My lover very much alive
Arms wrapped now around his wife
“Do you think about him?”
He licks his lips, caught between a lie and a truth that threatens to slip out between loose teeth. The topic is rarely brushed because after twenty years it's still tender and unwilling to be stirred, but he finds himself nodding and can't stop; a bobblehead that's gained too much momentum.
“Always.” Bangs are brushed from his face and chocolate eyes search his own. They scrounge for hidden truths and Blaine only gives pure sincerity. He's learned to love all over again but sometimes the budding (blooming) romance he had rears his head and he's reminded of the bond they shared that never really broke. “Do you miss him?” It shouldn't even be a question and he shows as much, fingers tightening around the waist in front and eyes darting off to some distance place the other is not privilege to enter.
“Every day.”
///
You know.
You've always known.
No matter who he's with or where he'll go, you're meant to be together. Even now the invisible bonds tug at your heart, moulding your emotions into tangible things that loathe to be shrouded in shadow. You smile at each and every one of them and welcome them into the light, sighing contentment as the rays warm all the regrets in your chest and allow them to come out as something else entirely.

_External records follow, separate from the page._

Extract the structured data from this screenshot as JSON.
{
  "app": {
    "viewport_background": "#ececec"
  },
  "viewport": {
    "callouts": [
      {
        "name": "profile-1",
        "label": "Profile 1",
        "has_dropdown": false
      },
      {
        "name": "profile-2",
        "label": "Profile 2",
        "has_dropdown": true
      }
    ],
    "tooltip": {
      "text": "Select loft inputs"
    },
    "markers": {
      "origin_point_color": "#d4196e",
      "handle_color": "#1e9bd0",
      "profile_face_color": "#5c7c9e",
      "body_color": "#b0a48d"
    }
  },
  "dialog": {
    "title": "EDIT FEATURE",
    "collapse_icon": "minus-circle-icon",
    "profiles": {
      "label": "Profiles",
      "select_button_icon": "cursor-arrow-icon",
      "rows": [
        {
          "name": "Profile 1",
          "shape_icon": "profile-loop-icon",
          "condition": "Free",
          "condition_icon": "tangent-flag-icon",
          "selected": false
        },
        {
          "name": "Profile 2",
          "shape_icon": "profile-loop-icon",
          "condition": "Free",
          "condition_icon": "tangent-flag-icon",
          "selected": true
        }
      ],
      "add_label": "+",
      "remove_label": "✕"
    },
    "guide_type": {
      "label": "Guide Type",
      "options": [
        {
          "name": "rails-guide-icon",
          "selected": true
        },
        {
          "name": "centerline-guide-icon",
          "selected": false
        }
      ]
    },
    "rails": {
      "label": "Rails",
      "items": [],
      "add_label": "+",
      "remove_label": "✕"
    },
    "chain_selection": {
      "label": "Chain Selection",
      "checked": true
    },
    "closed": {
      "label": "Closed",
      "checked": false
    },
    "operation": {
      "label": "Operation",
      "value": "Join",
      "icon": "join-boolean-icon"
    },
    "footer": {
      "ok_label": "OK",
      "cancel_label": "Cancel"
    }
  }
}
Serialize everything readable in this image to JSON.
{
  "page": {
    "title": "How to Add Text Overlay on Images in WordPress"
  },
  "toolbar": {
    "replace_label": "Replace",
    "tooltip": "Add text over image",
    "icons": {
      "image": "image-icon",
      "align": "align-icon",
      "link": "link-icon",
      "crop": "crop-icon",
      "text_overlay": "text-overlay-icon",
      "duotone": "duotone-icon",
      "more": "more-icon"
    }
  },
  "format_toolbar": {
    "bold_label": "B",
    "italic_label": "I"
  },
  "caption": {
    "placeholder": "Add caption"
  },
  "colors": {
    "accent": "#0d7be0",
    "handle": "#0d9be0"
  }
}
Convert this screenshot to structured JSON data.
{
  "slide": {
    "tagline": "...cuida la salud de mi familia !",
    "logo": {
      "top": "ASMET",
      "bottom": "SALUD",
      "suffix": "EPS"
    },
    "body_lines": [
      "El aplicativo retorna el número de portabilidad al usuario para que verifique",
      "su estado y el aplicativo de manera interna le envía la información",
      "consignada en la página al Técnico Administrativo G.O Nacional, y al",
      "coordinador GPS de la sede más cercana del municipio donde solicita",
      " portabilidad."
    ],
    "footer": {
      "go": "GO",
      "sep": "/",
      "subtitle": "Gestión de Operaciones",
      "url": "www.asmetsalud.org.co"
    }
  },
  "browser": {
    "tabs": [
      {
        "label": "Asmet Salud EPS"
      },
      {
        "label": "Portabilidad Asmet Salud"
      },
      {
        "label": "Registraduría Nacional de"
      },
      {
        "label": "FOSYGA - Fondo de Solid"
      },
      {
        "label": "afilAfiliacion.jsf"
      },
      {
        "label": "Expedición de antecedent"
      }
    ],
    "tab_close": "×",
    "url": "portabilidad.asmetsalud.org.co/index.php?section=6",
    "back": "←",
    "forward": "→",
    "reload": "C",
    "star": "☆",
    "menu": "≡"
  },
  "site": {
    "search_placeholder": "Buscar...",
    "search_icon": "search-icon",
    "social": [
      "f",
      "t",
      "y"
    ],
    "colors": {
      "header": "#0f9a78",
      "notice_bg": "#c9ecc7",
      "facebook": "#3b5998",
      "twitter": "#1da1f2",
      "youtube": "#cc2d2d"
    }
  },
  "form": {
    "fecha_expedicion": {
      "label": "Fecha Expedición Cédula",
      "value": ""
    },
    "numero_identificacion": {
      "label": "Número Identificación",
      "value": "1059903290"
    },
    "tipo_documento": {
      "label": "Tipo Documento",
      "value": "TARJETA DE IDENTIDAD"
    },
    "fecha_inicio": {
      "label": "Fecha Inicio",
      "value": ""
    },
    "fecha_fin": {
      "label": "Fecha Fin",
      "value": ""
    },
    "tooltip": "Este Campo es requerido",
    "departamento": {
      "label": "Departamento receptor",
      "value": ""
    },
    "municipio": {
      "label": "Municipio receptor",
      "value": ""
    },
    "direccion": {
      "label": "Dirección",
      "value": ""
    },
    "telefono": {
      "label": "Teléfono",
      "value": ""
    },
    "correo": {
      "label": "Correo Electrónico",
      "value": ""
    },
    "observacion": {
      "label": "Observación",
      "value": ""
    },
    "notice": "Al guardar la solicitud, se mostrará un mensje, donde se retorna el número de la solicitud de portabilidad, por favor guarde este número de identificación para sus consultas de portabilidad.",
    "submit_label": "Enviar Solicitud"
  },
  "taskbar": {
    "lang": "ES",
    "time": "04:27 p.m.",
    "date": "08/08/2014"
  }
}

The jealousy that burns white-hot through a non-existent body fades at his words and you smile so bright you fear your cheeks will split, reassured that he will never leave you and this lifetime of separation will have not been in vain. Your fingertips stutter momentarily over his brow before you step back and feel the past decades winding away from you, allowing the wounds of your own to slowly close in time to his powerful heartbeat.
(It will always call you, no matter where you are. There is love and then there is love, and it's just a travesty that you weren't given the rest of your life to show it.)